The interaction between sex hormones and thyroid hormones is also significant. Elevated oestrogen levels can block the effect of thyroid hormones increasing the development of hypothyroidism. Oestrogen stimulates the production of a protein, which binds to thyroxine (T4) and inactivates it. Thus, correcting underlying oestrogen dominance and/or low progesterone can be beneficial in under active thyroid.
What about stress?
Excess cortisol production from long-term stress can also have negative impacts on thyroid health. Specifically, when our body is stressed, it becomes clever and makes a mirror image of T3, called reverse T3 (RT3). RT3 is the body’s shut down signal, it says to the body there are not enough resources to sustain all biological functions of the body so non-essential functions (ie reproduction) must be shut down to reserve resources for essential functions (ie heart, kidney).
How to assess thyroid function?
The first step in assessing thyroid function is to visit your GP or health care practitioner and along with a physical examination, they will likely do a blood test to check thyroid stimulating hormone (TSH). If this is out of range, they will then likely test T3 and T4. The results of these may then determine the course of action taken.
Nutritional Support for the Thyroid Gland
From a nutritional perspective, there are some key nutrients and dietary practices which help to support under active / sluggish thyroid:
Check iron status – iron is a co-factor for iodination of tyrosine. Iron deficiency blunts thyroid responsiveness to iodine repletion. Food sources include red meat, almonds, apricots, liver, sunflower and pumpkin seeds.
Limit goitrogens (especially if iodine deficient) found in raw broccoli, kale, cabbage and cauliflower. Cook these veggies instead and avoid consuming in excess. Soy is also considered a goitrogen.
Zinc and selenium are both co-factors for the conversion of T4 to T3 so very important. Food sources of zinc include beef, egg, capsicum, pumpkin seeds and food sources of selenium include brazil nuts, barley, cashews, peanuts, tuna and broccoli.

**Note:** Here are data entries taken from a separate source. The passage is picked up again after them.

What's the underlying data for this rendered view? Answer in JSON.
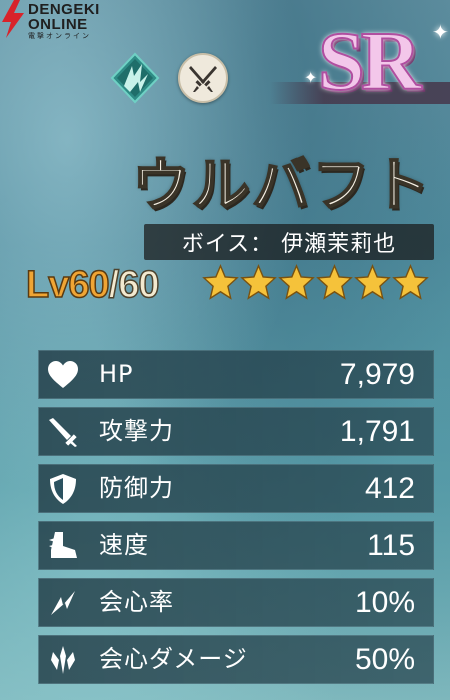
{
  "watermark": {
    "line1": "DENGEKI",
    "line2": "ONLINE",
    "line3": "電撃オンライン"
  },
  "character": {
    "rarity": "SR",
    "name": "ウルバフト",
    "voice": "ボイス：  伊瀬茉莉也",
    "level_prefix": "Lv",
    "level_current": "60",
    "level_separator": "/",
    "level_max": "60",
    "star_count": 6,
    "star_color": "#f5c23a"
  },
  "icons": {
    "element": "wind-element-icon",
    "weapon": "dual-daggers-icon"
  },
  "stats": [
    {
      "icon": "heart-icon",
      "label": "HP",
      "value": "7,979"
    },
    {
      "icon": "sword-icon",
      "label": "攻撃力",
      "value": "1,791"
    },
    {
      "icon": "shield-icon",
      "label": "防御力",
      "value": "412"
    },
    {
      "icon": "boot-icon",
      "label": "速度",
      "value": "115"
    },
    {
      "icon": "critical-icon",
      "label": "会心率",
      "value": "10%"
    },
    {
      "icon": "critical-damage-icon",
      "label": "会心ダメージ",
      "value": "50%"
    }
  ]
}
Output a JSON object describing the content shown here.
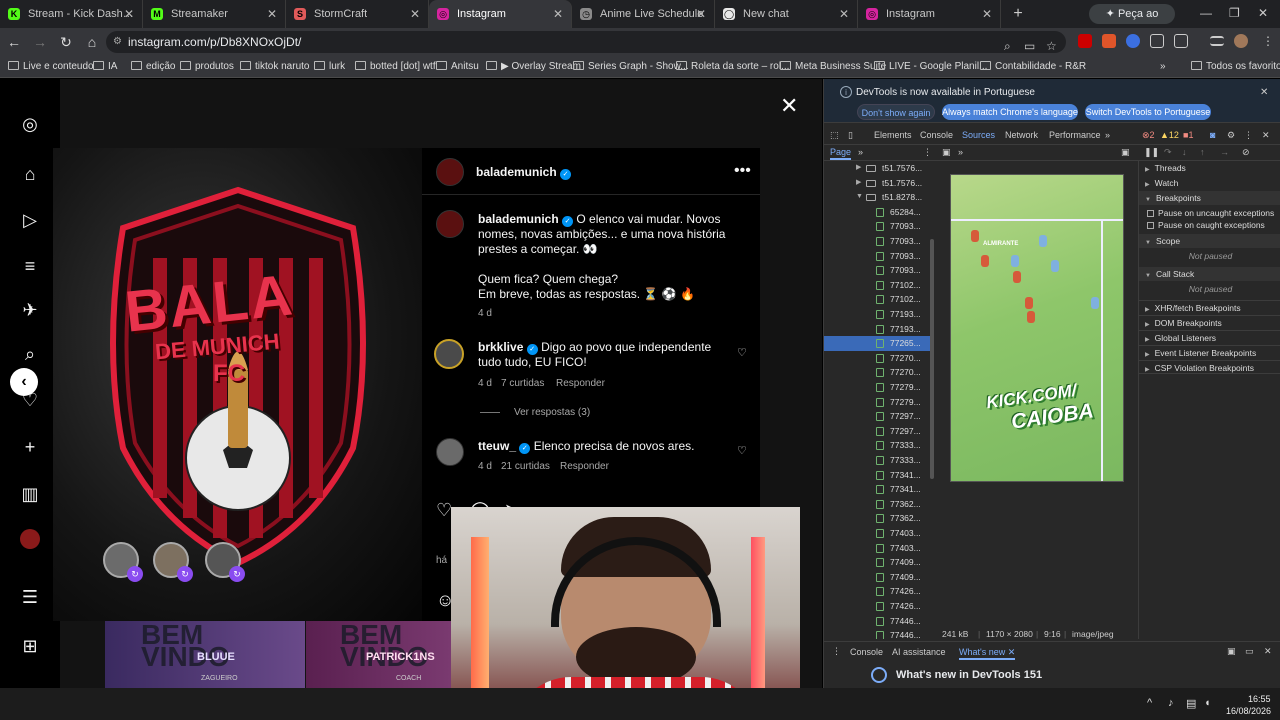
{
  "browser": {
    "tabs": [
      {
        "label": "Stream - Kick Dashboard",
        "icon": "kick-icon",
        "color": "#53fc18",
        "glyph": "K"
      },
      {
        "label": "Streamaker",
        "icon": "streamaker-icon",
        "color": "#53fc18",
        "glyph": "M"
      },
      {
        "label": "StormCraft",
        "icon": "stormcraft-icon",
        "color": "#e05a5a",
        "glyph": "S"
      },
      {
        "label": "Instagram",
        "icon": "instagram-icon",
        "color": "#d6249f",
        "glyph": "◎",
        "active": true
      },
      {
        "label": "Anime Live Schedule",
        "icon": "anime-icon",
        "color": "#8a8a8a",
        "glyph": "◷"
      },
      {
        "label": "New chat",
        "icon": "chat-icon",
        "color": "#e8e8e8",
        "glyph": "◯"
      },
      {
        "label": "Instagram",
        "icon": "instagram-icon",
        "color": "#d6249f",
        "glyph": "◎"
      }
    ],
    "gemini_label": "Peça ao Gemini",
    "url": "instagram.com/p/Db8XNOxOjDt/",
    "bookmarks": [
      "Live e conteudo",
      "IA",
      "edição",
      "produtos",
      "tiktok naruto",
      "lurk",
      "botted [dot] wtf",
      "Anitsu",
      "▶ Overlay Stream",
      "Series Graph - Show...",
      "Roleta da sorte – rol...",
      "Meta Business Suite",
      "LIVE - Google Planil...",
      "Contabilidade - R&R"
    ],
    "bookmarks_all": "Todos os favoritos"
  },
  "post": {
    "image_text": {
      "line1": "BALA",
      "line2": "DE MUNICH",
      "line3": "FC"
    },
    "author": "balademunich",
    "more_icon": "more-icon",
    "caption": {
      "line1": "O elenco vai mudar. Novos",
      "line2": "nomes, novas ambições... e uma nova história",
      "line3": "prestes a começar. 👀",
      "line4": "Quem fica? Quem chega?",
      "line5": "Em breve, todas as respostas. ⏳ ⚽ 🔥",
      "age": "4 d"
    },
    "comments": [
      {
        "user": "brkklive",
        "text1": "Digo ao povo que independente",
        "text2": "tudo tudo, EU FICO!",
        "age": "4 d",
        "likes": "7 curtidas",
        "reply": "Responder"
      },
      {
        "user": "tteuw_",
        "text1": "Elenco precisa de novos ares.",
        "age": "4 d",
        "likes": "21 curtidas",
        "reply": "Responder"
      }
    ],
    "view_replies": "Ver respostas (3)",
    "time_partial": "há",
    "below_cards": [
      "BEM",
      "VINDO",
      "BLUUE",
      "ZAGUEIRO",
      "BEM",
      "VINDO",
      "PATRICK1NS",
      "COACH"
    ]
  },
  "devtools": {
    "banner_text": "DevTools is now available in Portuguese",
    "btn_dont_show": "Don't show again",
    "btn_match": "Always match Chrome's language",
    "btn_switch": "Switch DevTools to Portuguese",
    "tabs": [
      "Elements",
      "Console",
      "Sources",
      "Network",
      "Performance"
    ],
    "active_tab": "Sources",
    "counts": {
      "errors": "2",
      "warnings": "12",
      "issues": "1"
    },
    "sub_tab": "Page",
    "files": [
      {
        "label": "t51.7576...",
        "folder": true
      },
      {
        "label": "t51.7576...",
        "folder": true
      },
      {
        "label": "t51.8278...",
        "folder": true,
        "open": true
      },
      {
        "label": "65284..."
      },
      {
        "label": "77093..."
      },
      {
        "label": "77093..."
      },
      {
        "label": "77093..."
      },
      {
        "label": "77093..."
      },
      {
        "label": "77102..."
      },
      {
        "label": "77102..."
      },
      {
        "label": "77193..."
      },
      {
        "label": "77193..."
      },
      {
        "label": "77265...",
        "selected": true
      },
      {
        "label": "77270..."
      },
      {
        "label": "77270..."
      },
      {
        "label": "77279..."
      },
      {
        "label": "77279..."
      },
      {
        "label": "77297..."
      },
      {
        "label": "77297..."
      },
      {
        "label": "77333..."
      },
      {
        "label": "77333..."
      },
      {
        "label": "77341..."
      },
      {
        "label": "77341..."
      },
      {
        "label": "77362..."
      },
      {
        "label": "77362..."
      },
      {
        "label": "77403..."
      },
      {
        "label": "77403..."
      },
      {
        "label": "77409..."
      },
      {
        "label": "77409..."
      },
      {
        "label": "77426..."
      },
      {
        "label": "77426..."
      },
      {
        "label": "77446..."
      },
      {
        "label": "77446..."
      }
    ],
    "preview_overlay_1": "KICK.COM/",
    "preview_overlay_2": "CAIOBA",
    "preview_player_tag": "ALMIRANTE",
    "image_info": {
      "size": "241 kB",
      "dims": "1170 × 2080",
      "ratio": "9:16",
      "type": "image/jpeg"
    },
    "debugger": {
      "threads": "Threads",
      "watch": "Watch",
      "breakpoints": "Breakpoints",
      "pause_uncaught": "Pause on uncaught exceptions",
      "pause_caught": "Pause on caught exceptions",
      "scope": "Scope",
      "not_paused_1": "Not paused",
      "call_stack": "Call Stack",
      "not_paused_2": "Not paused",
      "xhr": "XHR/fetch Breakpoints",
      "dom": "DOM Breakpoints",
      "global": "Global Listeners",
      "event": "Event Listener Breakpoints",
      "csp": "CSP Violation Breakpoints"
    },
    "drawer_tabs": [
      "Console",
      "AI assistance",
      "What's new"
    ],
    "whats_new": "What's new in DevTools 151"
  },
  "taskbar": {
    "time": "16:55",
    "date": "16/08/2026"
  }
}
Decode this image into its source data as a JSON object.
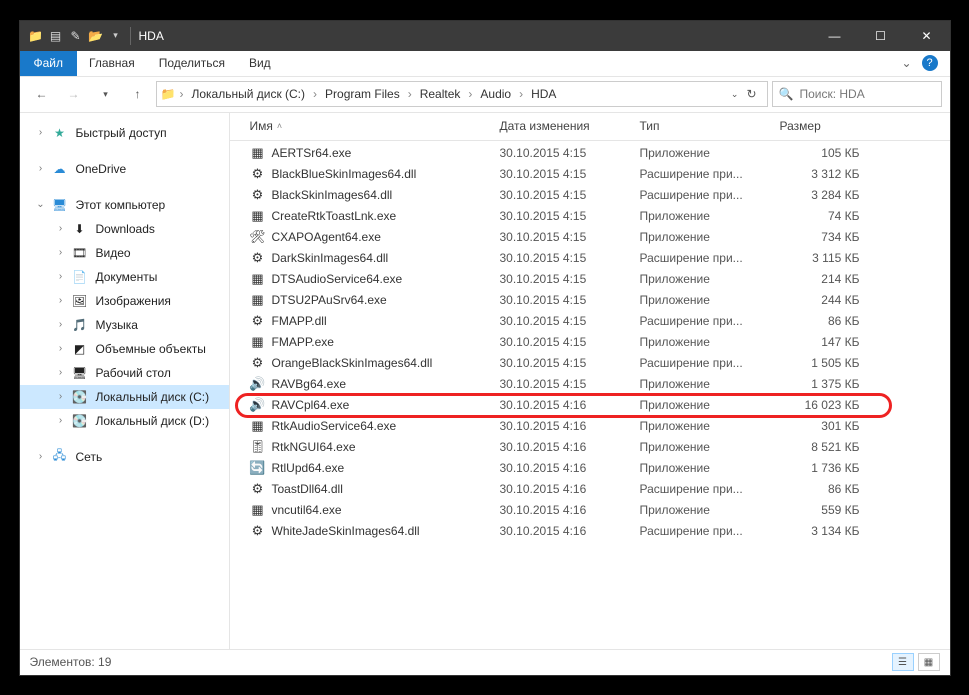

Sufficient iodine levels are needed – assess status via blood and/or urine test. Food sources of iodine include asparagus, cod, dairy, seaweed, oysters and iodized salt.
Tyrosine is needed to make thyroid hormones. Good sources include almonds, avocado, banana, beef, cheese, chicken, eggs, fish and whey protein.
Reduce inflammatory foods – inflammation is correlated with low thyroid function. Inflammatory food sources include processed meats, refined sugar, refined oils and too much omega-6 vs omega-3.
Adequate carbs – too little carbs can reduce T3 production. Aim for regular intake of complex, fibre rich carbs including brown rice, sourdough, root veggies, quinoa, freekeh and legumes. Pair carbs with protein and healthy fats to support blood sugar levels.
NB: The above does not apply for hyperthyroidism – it’s important to be careful of dietary intake of iodine and tyrosine as this can exacerbate the situation.
The above information is for general information purposes only. If on thyroid medication, speak to your health care provider prior to increasing dietary nutrients (or supplements) as these may interact with or affect medication.